I see a mass of tanks, behind them a long convoy of lorries and motorized infantry. The tanks are, curiously, all carrying two or three drums of petrol. In a flash it dawns on me. They are taking advantage of the twilight and the darkness because by day they cannot move with my Stukas overhead. This accounts for the petrol drums on board the tanks.

He realized that the force was preparing to strike deep into the army’s rear and did not want to be dependent on fuel convoys. He alerted the squadron.

Attack of the most vital importance! You are to drop every bomb singly. Follow up with low level attack till you have fired every round. Gunners are also to fire at vehicles.

Rudel led the way, dropped his bombs, and then attacked with his 20mm cannon. Normally those guns would have been ineffective against tanks, but the fuel drums were another matter. With the first bombs, the column stopped abruptly and then in a few minutes resumed its orderly exit from the gulley. But by now Rudel’s squadron was swarming over them, and the Russians scattered in panic out of the gulley and across the steppe.

Every time I fire I hit a drum with incendiary or explosive ammunition. Apparently the petrol leaks through some joint or other which causes a draught; some tanks… blow up with a blinding flash. If their ammunition is exploded into the air, the sky is criss-crossed with a perfect firework display, and if the tank happens to be carrying a quantity of Very lights they shoot all over the place in the craziest coloured pattern.17

Only night finally grounded the Stukas, which had accounted for almost forty tanks and dozens of trucks. By his quick thinking and aggressiveness, Rudel had wrecked Malinovsky’s reserve tank brigade and his motorized brigade which he had been preparing for the killing stroke against 1st Panzer Army.
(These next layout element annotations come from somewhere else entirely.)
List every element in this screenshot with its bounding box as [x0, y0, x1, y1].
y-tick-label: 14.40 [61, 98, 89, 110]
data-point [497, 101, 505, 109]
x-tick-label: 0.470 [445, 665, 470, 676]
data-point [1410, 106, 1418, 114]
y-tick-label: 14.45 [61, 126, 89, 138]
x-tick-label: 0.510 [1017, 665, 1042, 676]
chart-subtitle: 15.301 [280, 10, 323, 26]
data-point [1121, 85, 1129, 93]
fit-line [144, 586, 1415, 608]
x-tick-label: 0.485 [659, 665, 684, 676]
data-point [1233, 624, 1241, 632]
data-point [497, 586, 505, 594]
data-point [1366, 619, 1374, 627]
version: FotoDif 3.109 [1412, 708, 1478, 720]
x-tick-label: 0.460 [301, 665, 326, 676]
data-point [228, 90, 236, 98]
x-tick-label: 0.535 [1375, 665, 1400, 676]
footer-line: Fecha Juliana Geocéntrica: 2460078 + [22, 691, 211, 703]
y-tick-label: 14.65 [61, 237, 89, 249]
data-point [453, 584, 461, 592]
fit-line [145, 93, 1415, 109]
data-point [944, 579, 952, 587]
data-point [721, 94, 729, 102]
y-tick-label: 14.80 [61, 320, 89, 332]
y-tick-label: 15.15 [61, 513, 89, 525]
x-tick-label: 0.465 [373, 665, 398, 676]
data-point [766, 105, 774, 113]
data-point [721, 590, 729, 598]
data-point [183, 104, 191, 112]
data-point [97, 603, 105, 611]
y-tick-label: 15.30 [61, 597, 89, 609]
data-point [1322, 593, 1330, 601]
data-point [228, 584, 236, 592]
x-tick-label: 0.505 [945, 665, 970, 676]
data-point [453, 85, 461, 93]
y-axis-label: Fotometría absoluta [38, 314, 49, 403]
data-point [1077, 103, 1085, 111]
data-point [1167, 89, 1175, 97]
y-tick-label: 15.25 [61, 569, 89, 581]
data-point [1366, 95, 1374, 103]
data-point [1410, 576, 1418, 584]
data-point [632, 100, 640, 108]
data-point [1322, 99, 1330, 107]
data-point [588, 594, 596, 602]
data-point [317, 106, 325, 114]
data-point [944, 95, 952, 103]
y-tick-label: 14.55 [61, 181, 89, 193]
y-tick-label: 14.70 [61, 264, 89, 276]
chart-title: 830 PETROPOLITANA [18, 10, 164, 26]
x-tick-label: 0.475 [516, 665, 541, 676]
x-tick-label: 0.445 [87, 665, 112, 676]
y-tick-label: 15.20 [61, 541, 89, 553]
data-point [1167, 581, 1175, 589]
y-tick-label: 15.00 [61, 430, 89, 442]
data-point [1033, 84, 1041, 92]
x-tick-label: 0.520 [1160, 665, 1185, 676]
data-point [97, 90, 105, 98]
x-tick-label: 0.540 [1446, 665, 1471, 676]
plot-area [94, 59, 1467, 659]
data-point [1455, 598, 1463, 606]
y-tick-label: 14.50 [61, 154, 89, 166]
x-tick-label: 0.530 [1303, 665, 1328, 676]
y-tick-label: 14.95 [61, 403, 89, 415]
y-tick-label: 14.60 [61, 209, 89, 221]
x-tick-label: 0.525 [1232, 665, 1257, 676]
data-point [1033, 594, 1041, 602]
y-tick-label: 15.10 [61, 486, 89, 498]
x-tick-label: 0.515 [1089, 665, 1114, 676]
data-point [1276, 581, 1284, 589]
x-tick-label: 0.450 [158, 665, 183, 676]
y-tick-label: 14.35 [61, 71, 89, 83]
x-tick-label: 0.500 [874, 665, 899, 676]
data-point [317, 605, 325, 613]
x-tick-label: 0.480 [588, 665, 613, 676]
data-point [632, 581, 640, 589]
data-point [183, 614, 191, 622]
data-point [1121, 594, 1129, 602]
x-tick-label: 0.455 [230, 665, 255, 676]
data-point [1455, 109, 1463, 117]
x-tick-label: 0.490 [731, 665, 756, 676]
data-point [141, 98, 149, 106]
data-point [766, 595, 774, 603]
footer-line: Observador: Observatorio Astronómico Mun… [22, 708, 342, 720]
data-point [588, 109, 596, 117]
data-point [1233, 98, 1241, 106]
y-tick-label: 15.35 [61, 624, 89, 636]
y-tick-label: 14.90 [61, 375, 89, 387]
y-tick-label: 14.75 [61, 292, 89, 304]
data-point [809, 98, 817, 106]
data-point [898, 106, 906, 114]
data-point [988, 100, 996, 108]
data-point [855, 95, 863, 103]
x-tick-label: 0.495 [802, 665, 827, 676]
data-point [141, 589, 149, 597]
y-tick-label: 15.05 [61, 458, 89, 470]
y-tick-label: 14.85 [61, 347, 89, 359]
Unknown to Rudel, there was a vital bonus amid the burning tanks and trucks scattered though the gulley and the surrounding steppe. Malinovsky was among the dead.
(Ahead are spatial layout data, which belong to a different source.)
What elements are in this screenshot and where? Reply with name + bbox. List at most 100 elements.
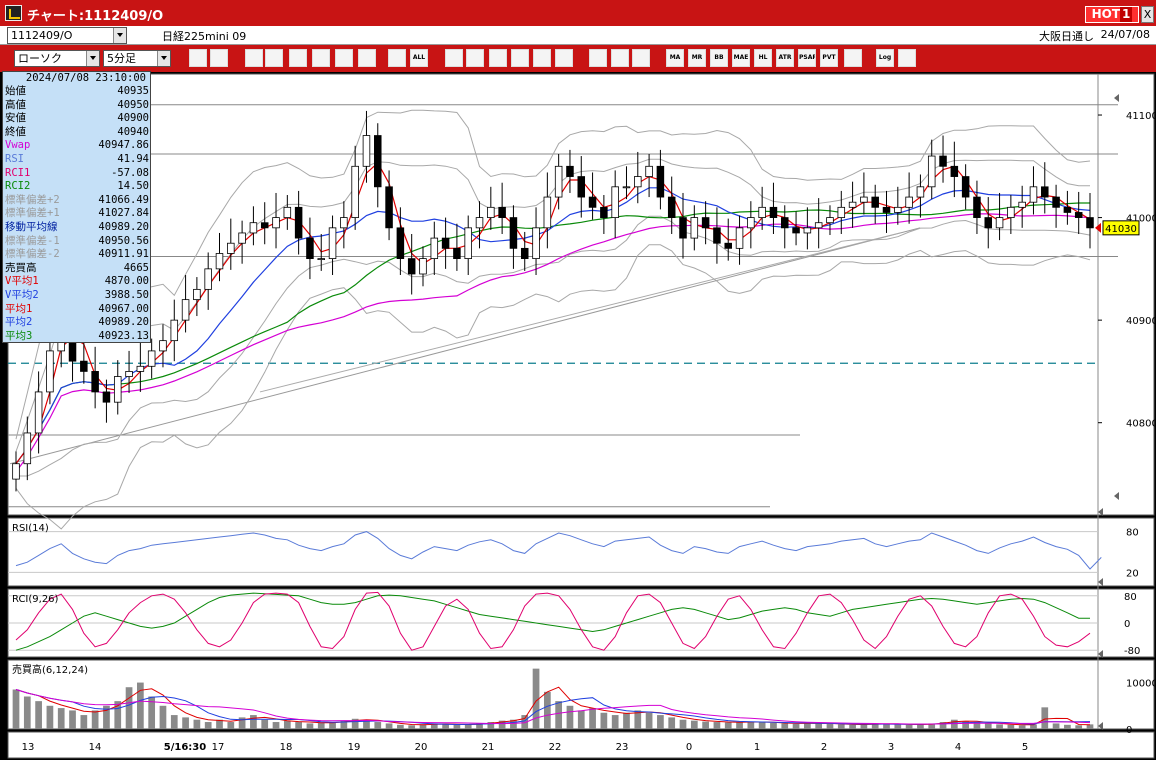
all-icon[interactable]: ALL (410, 49, 428, 67)
candle-body[interactable] (283, 206, 292, 218)
candle-body[interactable] (781, 217, 789, 229)
candle-body[interactable] (961, 176, 970, 198)
hl-icon[interactable]: HL (754, 49, 772, 67)
candle-body[interactable] (939, 155, 947, 167)
candle-body[interactable] (679, 217, 687, 239)
candle-icon[interactable] (245, 49, 263, 67)
hot-button[interactable]: HOT 1 (1085, 6, 1139, 23)
candle-body[interactable] (204, 268, 212, 290)
axis-arrow-icon[interactable] (1098, 508, 1103, 516)
symbol-select[interactable]: 1112409/O (7, 27, 127, 44)
candle-body[interactable] (136, 365, 145, 372)
candle-body[interactable] (894, 206, 902, 213)
bb-icon[interactable]: BB (710, 49, 728, 67)
trend-line[interactable] (9, 227, 921, 465)
candle-body[interactable] (826, 217, 834, 224)
grid-icon[interactable] (589, 49, 607, 67)
candle-body[interactable] (1052, 196, 1060, 208)
candle-body[interactable] (487, 206, 495, 218)
candle-body[interactable] (848, 201, 857, 208)
candle-body[interactable] (905, 196, 913, 208)
candle-body[interactable] (113, 376, 122, 403)
candle-body[interactable] (724, 242, 732, 249)
candle-body[interactable] (600, 206, 608, 218)
list-icon[interactable] (533, 49, 551, 67)
wrench-icon[interactable] (611, 49, 629, 67)
candle-body[interactable] (453, 247, 461, 260)
candle-body[interactable] (871, 196, 879, 208)
candle-body[interactable] (984, 217, 993, 229)
candle-body[interactable] (758, 206, 766, 218)
candle-body[interactable] (667, 196, 676, 218)
candle-body[interactable] (950, 165, 959, 177)
axis-arrow-icon[interactable] (1098, 722, 1103, 730)
candle-body[interactable] (317, 258, 325, 261)
candle-body[interactable] (362, 135, 371, 167)
ma-icon[interactable]: MA (666, 49, 684, 67)
atr-icon[interactable]: ATR (776, 49, 794, 67)
candle-body[interactable] (543, 196, 552, 229)
candle-body[interactable] (837, 206, 846, 218)
split-icon[interactable] (210, 49, 228, 67)
candle-body[interactable] (814, 222, 823, 229)
candle-body[interactable] (577, 176, 586, 198)
candle-body[interactable] (249, 222, 258, 234)
arrow-icon[interactable] (511, 49, 529, 67)
candle-body[interactable] (34, 391, 43, 434)
palette-icon[interactable] (632, 49, 650, 67)
candle-body[interactable] (1007, 206, 1015, 218)
candle-body[interactable] (634, 176, 642, 188)
candle-body[interactable] (1074, 212, 1083, 218)
candle-body[interactable] (995, 217, 1004, 229)
axis-arrow-icon[interactable] (1114, 94, 1119, 102)
candle-body[interactable] (430, 237, 439, 260)
candle-body[interactable] (102, 391, 111, 403)
frame-icon[interactable] (844, 49, 862, 67)
log-icon[interactable]: Log (876, 49, 894, 67)
bracket-icon[interactable] (388, 49, 406, 67)
candle-body[interactable] (735, 227, 744, 249)
candle-body[interactable] (306, 237, 314, 260)
candle-body[interactable] (125, 371, 133, 377)
mr-icon[interactable]: MR (688, 49, 706, 67)
marker-icon[interactable] (358, 49, 376, 67)
chevron-down-icon[interactable] (86, 51, 99, 66)
candle-body[interactable] (622, 186, 631, 189)
magnify-icon[interactable] (189, 49, 207, 67)
close-button[interactable]: X (1141, 6, 1154, 23)
candle-body[interactable] (645, 165, 653, 177)
candle-body[interactable] (340, 217, 348, 229)
candle-body[interactable] (566, 165, 574, 177)
candle-body[interactable] (803, 227, 812, 234)
cursor-icon[interactable] (489, 49, 507, 67)
candle-body[interactable] (611, 186, 619, 218)
candle-body[interactable] (713, 227, 721, 244)
candle-body[interactable] (374, 135, 382, 188)
candle-body[interactable] (554, 165, 563, 198)
candle-body[interactable] (91, 371, 99, 393)
candle-body[interactable] (532, 227, 540, 260)
candle-body[interactable] (260, 222, 269, 229)
candle-body[interactable] (475, 217, 484, 229)
trend-line[interactable] (259, 232, 901, 393)
candle-body[interactable] (407, 258, 416, 275)
zoom-icon[interactable] (265, 49, 283, 67)
candle-body[interactable] (12, 463, 20, 480)
candle-body[interactable] (147, 350, 156, 367)
candle-body[interactable] (227, 242, 235, 254)
candle-body[interactable] (80, 360, 88, 372)
candle-body[interactable] (588, 196, 597, 208)
line-draw-icon[interactable] (466, 49, 484, 67)
candle-body[interactable] (419, 258, 427, 275)
crossline-icon[interactable] (312, 49, 330, 67)
candle-body[interactable] (1029, 186, 1038, 203)
candle-body[interactable] (159, 340, 167, 352)
candle-body[interactable] (328, 227, 337, 260)
candle-body[interactable] (690, 217, 699, 239)
candle-body[interactable] (464, 227, 472, 260)
candle-body[interactable] (860, 196, 868, 203)
candle-body[interactable] (701, 217, 710, 229)
candle-body[interactable] (498, 206, 506, 218)
candle-body[interactable] (441, 237, 450, 249)
candle-body[interactable] (973, 196, 981, 218)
As night fell the loss of the army commander and much of his senior staff was not known yet. The great meeting engagement had cost them over a hundred tanks to the Germans’ sixty. The fighting between the infantry of both armies flared and rumbled all day. As Rudel was riding the dusk into his last attack, SS Wiking broke through the Soviet 13th Rifle Corps and rampaged through the enemy’s rear. Late that night, after the fighting had stopped, the Germans could hear the noise of tank engines revving up and stood to their own vehicles lest the Russians come in the night. It was only the remnants of 2nd Guards Army pulling out in defeat. The Germans would immortalize the tank battle as Der Tottenritt bei Leninsk (‘The Death Ride of Leninsk’).